We introduce PopIns2, a tool to discover and characterize NRS variants in many genomes, which scales to considerably larger numbers of genomes than its predecessor PopIns. In this article, we briefly outline the PopIns2 workflow and highlight our novel algorithmic contributions. We developed an entirely new approach for merging contig assemblies of unaligned reads from many genomes into a single set of NRS using a colored de Bruijn graph. Our tests on simulated data indicate that the new merging algorithm ranks among the best approaches in terms of quality and reliability and that PopIns2 shows the best precision for a growing number of genomes processed. Results on the Polaris Diversity Cohort and a set of 1000 Icelandic human genomes demonstrate unmatched scalability for the application on population-scale datasets.
The source code of PopIns2 is available from https://github.com/kehrlab/PopIns2.
Supplementary data are available at Bioinformatics online.
随着测序技术通量的不断提高,跨数万个人类基因组进行结构变异 (SV) 检测已成为可能。与其他类型的 SV 相比,非参考序列 (NRS) 变体由于检测它们的计算复杂性而受到较少关注。在使用短读长数据时,NRS 变体的检测不可避免地涉及从头组装,这需要高质量的高覆盖率序列数据。以前的研究已经证明了如何组合多个基因组的序列数据来可靠地检测 NRS 变体。然而,这些研究中提出的算法对于更大数量的基因组的扩展性有限。

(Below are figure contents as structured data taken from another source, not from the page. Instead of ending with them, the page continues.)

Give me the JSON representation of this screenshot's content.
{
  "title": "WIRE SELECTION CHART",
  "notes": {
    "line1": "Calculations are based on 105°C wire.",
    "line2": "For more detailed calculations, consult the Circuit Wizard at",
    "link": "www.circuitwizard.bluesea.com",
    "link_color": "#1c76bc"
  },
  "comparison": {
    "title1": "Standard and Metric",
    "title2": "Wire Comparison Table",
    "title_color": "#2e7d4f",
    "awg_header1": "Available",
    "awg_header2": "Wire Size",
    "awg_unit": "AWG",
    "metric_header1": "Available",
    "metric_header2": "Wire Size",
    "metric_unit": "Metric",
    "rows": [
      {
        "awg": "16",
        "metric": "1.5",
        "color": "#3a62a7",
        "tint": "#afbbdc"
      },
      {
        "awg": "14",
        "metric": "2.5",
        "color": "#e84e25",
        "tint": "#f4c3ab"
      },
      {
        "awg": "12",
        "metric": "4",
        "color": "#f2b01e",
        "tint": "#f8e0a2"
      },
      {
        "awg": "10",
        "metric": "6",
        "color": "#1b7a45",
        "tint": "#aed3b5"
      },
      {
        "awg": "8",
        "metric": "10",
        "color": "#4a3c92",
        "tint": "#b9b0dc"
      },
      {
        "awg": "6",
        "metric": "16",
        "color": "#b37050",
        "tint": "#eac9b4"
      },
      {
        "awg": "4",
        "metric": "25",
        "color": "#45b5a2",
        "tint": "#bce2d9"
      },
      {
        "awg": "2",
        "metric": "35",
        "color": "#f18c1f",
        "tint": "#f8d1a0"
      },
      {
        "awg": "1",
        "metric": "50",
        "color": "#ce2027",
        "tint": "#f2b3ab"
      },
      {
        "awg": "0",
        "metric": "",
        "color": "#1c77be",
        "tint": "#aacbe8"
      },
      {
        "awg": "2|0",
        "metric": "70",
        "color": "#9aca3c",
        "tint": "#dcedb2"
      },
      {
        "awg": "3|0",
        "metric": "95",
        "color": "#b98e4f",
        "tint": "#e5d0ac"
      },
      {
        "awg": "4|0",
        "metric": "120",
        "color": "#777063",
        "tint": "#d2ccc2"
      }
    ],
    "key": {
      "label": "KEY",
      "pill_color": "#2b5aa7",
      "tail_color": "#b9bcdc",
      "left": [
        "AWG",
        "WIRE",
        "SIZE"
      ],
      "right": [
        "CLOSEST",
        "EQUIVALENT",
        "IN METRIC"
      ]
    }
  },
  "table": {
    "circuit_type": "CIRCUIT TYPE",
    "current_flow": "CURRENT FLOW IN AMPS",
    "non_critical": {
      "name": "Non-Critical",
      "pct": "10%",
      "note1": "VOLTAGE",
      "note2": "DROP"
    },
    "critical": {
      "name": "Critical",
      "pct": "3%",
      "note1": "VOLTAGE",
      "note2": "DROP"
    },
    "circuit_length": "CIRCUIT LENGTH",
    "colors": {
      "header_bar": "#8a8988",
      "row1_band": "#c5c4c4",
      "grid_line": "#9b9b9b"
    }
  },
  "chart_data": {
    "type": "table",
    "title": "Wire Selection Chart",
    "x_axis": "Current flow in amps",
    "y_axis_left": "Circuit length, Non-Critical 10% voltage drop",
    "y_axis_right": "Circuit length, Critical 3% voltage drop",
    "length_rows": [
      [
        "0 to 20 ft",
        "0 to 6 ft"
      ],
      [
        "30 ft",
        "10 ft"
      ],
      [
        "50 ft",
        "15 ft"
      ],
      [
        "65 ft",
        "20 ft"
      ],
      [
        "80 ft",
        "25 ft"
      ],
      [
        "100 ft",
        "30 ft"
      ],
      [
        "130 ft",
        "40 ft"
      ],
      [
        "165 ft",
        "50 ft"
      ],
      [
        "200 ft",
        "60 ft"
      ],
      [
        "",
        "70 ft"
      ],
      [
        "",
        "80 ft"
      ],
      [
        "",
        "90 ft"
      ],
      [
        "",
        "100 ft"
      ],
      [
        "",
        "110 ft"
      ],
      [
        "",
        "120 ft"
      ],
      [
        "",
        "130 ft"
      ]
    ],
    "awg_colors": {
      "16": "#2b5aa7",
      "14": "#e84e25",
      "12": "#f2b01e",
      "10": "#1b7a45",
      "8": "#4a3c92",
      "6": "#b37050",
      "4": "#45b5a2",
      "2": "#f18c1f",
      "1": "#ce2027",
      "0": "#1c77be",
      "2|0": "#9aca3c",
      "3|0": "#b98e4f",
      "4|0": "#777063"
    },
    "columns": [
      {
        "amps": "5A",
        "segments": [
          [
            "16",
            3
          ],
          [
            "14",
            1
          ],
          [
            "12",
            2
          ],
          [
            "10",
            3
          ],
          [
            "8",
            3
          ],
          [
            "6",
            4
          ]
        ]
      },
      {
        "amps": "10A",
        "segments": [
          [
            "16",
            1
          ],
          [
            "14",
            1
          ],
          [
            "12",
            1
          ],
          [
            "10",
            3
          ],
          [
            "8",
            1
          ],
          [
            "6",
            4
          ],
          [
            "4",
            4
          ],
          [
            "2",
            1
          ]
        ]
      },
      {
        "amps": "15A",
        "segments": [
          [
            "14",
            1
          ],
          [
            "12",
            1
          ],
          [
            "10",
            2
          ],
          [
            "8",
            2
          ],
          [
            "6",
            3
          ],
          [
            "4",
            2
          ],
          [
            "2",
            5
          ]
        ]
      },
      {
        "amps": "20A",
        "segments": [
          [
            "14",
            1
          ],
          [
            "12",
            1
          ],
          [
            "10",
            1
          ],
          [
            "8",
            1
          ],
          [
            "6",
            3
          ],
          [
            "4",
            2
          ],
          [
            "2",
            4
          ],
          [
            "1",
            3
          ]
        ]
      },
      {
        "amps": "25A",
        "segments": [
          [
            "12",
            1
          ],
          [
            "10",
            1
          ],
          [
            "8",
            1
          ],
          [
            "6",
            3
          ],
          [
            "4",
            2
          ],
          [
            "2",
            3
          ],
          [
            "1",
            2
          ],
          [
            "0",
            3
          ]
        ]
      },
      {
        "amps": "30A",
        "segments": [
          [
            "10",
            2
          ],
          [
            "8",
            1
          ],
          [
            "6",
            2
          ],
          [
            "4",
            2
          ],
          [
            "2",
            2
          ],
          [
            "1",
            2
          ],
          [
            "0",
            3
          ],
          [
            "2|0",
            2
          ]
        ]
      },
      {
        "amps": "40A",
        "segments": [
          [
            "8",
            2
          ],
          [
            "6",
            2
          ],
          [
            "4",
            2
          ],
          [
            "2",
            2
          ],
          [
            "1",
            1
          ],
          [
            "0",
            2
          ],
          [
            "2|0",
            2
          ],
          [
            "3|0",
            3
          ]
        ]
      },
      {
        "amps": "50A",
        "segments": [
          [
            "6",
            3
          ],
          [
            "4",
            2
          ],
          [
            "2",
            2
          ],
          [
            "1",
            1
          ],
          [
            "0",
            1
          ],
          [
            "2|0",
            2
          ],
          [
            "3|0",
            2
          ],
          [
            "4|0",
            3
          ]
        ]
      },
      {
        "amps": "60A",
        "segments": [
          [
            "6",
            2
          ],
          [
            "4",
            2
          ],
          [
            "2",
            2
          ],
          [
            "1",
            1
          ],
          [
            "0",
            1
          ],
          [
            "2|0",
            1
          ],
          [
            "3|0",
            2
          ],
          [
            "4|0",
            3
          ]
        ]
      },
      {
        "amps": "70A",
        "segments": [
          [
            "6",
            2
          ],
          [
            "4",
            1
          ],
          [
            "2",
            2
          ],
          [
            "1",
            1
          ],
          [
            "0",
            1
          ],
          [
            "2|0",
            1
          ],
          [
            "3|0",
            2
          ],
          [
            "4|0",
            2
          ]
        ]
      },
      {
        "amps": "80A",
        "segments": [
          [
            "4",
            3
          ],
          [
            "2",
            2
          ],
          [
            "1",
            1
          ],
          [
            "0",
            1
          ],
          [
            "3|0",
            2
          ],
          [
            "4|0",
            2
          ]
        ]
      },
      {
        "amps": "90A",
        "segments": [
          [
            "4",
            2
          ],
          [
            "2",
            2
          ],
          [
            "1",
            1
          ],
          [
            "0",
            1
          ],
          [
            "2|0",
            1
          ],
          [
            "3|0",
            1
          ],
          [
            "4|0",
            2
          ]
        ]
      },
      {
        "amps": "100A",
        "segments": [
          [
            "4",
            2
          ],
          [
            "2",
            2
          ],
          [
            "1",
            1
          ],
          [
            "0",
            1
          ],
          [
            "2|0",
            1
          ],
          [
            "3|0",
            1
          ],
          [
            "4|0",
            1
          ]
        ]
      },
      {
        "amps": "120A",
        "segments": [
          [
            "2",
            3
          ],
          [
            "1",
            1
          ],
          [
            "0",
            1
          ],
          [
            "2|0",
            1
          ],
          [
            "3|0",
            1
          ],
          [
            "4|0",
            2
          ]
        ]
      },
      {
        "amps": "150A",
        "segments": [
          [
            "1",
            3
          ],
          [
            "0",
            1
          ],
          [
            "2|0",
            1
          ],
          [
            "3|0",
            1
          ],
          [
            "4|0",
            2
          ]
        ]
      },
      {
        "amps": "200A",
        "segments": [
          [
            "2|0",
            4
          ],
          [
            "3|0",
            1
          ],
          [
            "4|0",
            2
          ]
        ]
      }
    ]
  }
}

我们引入了 PopIns2,这是一种用于在许多基因组中发现和表征 NRS 变体的工具,其规模比其前身 PopIns 要大得多。在本文中,我们简要概述了 PopIns2 的工作流程,并强调了我们新的算法贡献。我们开发了一种全新的方法,使用彩色 de Bruijn 图将来自许多基因组的未对齐读长的 contig 组装合并为一组 NRS。我们对模拟数据的测试表明,新的合并算法在质量和可靠性方面属于最佳方法之一,并且随着处理的基因组数量的增加,PopIns2 显示出最佳的精度。在 Polaris 多样性队列和一组 1000 个冰岛人类基因组上的结果表明,该应用程序在处理大规模人群数据集方面具有无与伦比的可扩展性。
PopIns2 的源代码可从 https://github.com/kehrlab/PopIns2 获得。
补充数据可在 Bioinformatics 在线获得。